Our professors have published extensively in a wide range of fields and have earned a reputation for high-quality classroom teaching. Our senior faculty routinely teach undergraduate courses and participate in faculty-mentored student research at the undergraduate and graduate levels.
Whether you are a freshman, a transfer student, or a senior, you will find many opportunities to interact with a wide variety of committed and talent teachers and scholars.
From its crucial role in the Manhattan Project through the present-day focus on environmental cleanup and lingering health effects, the history of the Tri Cities is fundamental to major historical questions regarding national security, urban planning, the American West, science and technology, the environment, and other topics.
Through contract with the US Department of Energy and donations from community partners, the Hanford History Project is developing an archive and museum from major collections of never-before-seen documents and unique artifacts. Current priorities include digitizing our collection of oral histories and connecting them to relevant researchers. Student interns are hard are work cataloging the archival collections we have received from the Department of Energy, after which we will turn towards developing finding aids and making the collections accessible to scholars.
Eventually, we hope to establish a museum and archival reading room near (or at) the planned visitor center for the Manhattan Project National Historical Park, of which Hanford represents one-third (along with Los Alamos and Oak Ridge). This will help in bringing local residents and tourists into these historical conversations.
Laurie Mercier teaches the history of the United States, the American West, the Pacific Northwest, immigration and migration, and American labor. She is former associate director of the Center for Columbia River History, a former president of the Oral History Association, and co-director of the Columbia River Basin Ethnic History Archive project.
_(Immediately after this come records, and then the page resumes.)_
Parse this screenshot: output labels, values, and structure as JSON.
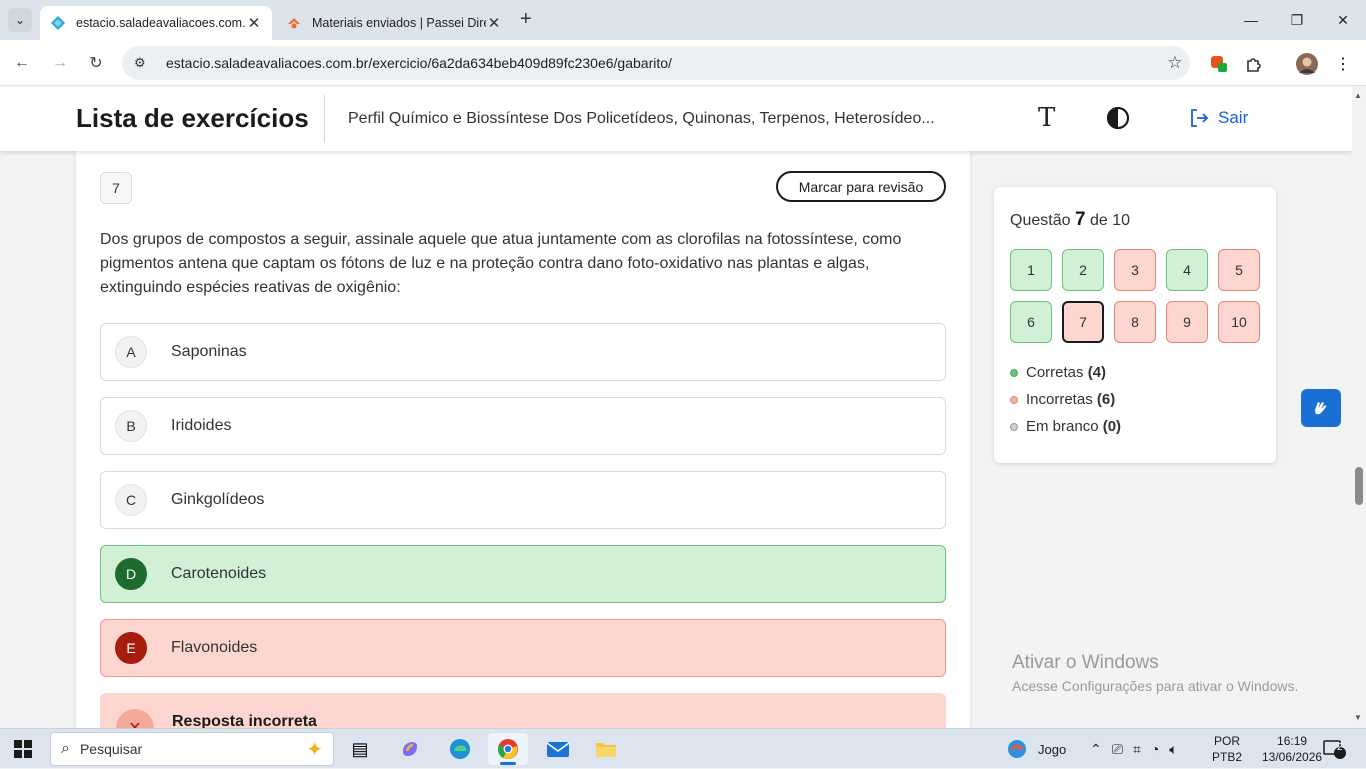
{
  "browser": {
    "tabs": [
      {
        "title": "estacio.saladeavaliacoes.com.br",
        "active": true
      },
      {
        "title": "Materiais enviados | Passei Direto",
        "active": false
      }
    ],
    "url": "estacio.saladeavaliacoes.com.br/exercicio/6a2da634beb409d89fc230e6/gabarito/"
  },
  "header": {
    "title": "Lista de exercícios",
    "subtitle": "Perfil Químico e Biossíntese Dos Policetídeos, Quinonas, Terpenos, Heterosídeo...",
    "font_button": "T",
    "exit_label": "Sair"
  },
  "question": {
    "number": "7",
    "review_button": "Marcar para revisão",
    "text": "Dos grupos de compostos a seguir, assinale aquele que atua juntamente com as clorofilas na fotossíntese, como pigmentos antena que captam os fótons de luz e na proteção contra dano foto-oxidativo nas plantas e algas, extinguindo espécies reativas de oxigênio:",
    "options": [
      {
        "letter": "A",
        "text": "Saponinas",
        "state": "neutral"
      },
      {
        "letter": "B",
        "text": "Iridoides",
        "state": "neutral"
      },
      {
        "letter": "C",
        "text": "Ginkgolídeos",
        "state": "neutral"
      },
      {
        "letter": "D",
        "text": "Carotenoides",
        "state": "correct"
      },
      {
        "letter": "E",
        "text": "Flavonoides",
        "state": "wrong"
      }
    ],
    "result_label": "Resposta incorreta"
  },
  "sidebar": {
    "label_prefix": "Questão",
    "current": "7",
    "label_suffix": "de 10",
    "questions": [
      {
        "n": "1",
        "status": "ok"
      },
      {
        "n": "2",
        "status": "ok"
      },
      {
        "n": "3",
        "status": "bad"
      },
      {
        "n": "4",
        "status": "ok"
      },
      {
        "n": "5",
        "status": "bad"
      },
      {
        "n": "6",
        "status": "ok"
      },
      {
        "n": "7",
        "status": "bad",
        "current": true
      },
      {
        "n": "8",
        "status": "bad"
      },
      {
        "n": "9",
        "status": "bad"
      },
      {
        "n": "10",
        "status": "bad"
      }
    ],
    "legend": [
      {
        "label": "Corretas",
        "count": "(4)",
        "color": "#6cc47c"
      },
      {
        "label": "Incorretas",
        "count": "(6)",
        "color": "#f09a8a"
      },
      {
        "label": "Em branco",
        "count": "(0)",
        "color": "#b5b5b5"
      }
    ]
  },
  "watermark": {
    "line1": "Ativar o Windows",
    "line2": "Acesse Configurações para ativar o Windows."
  },
  "taskbar": {
    "search_placeholder": "Pesquisar",
    "game_label": "Jogo",
    "lang_line1": "POR",
    "lang_line2": "PTB2",
    "time": "16:19",
    "date": "13/06/2026",
    "notifications": "2"
  }
}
Mercier’s recent publications include Speaking History: Oral Histories of the American Past, 1865–Present (Palgrave MacMillan, 2010), with Sue Armitage; Anaconda: Labor, Community, and Culture in Montana’s Smelter City (University of Illinois Press, 2001); “Reworking Race, Class, and Gender into Pacific Northwest History” (Frontiers: A Journal of Women’s Studies, 2001); “Instead of Fighting the Common Enemy: Mine Mill and the Steelworkers Unions in Cold War Montana” (Labor History, fall 1999); “We Are Women Irish: Gender, Class, Religious, and Ethnic Identity in Anaconda, Montana” (in Writing the Range: Race, Class, and Culture in the Women’s West, University of Oklahoma Press, 1997); “Creating a New Community in the North: Mexican Americans of the Yellowstone Valley” (in Stories from an Open Country: Essays on the Yellowstone River Valley, University of Washington Press, 1995).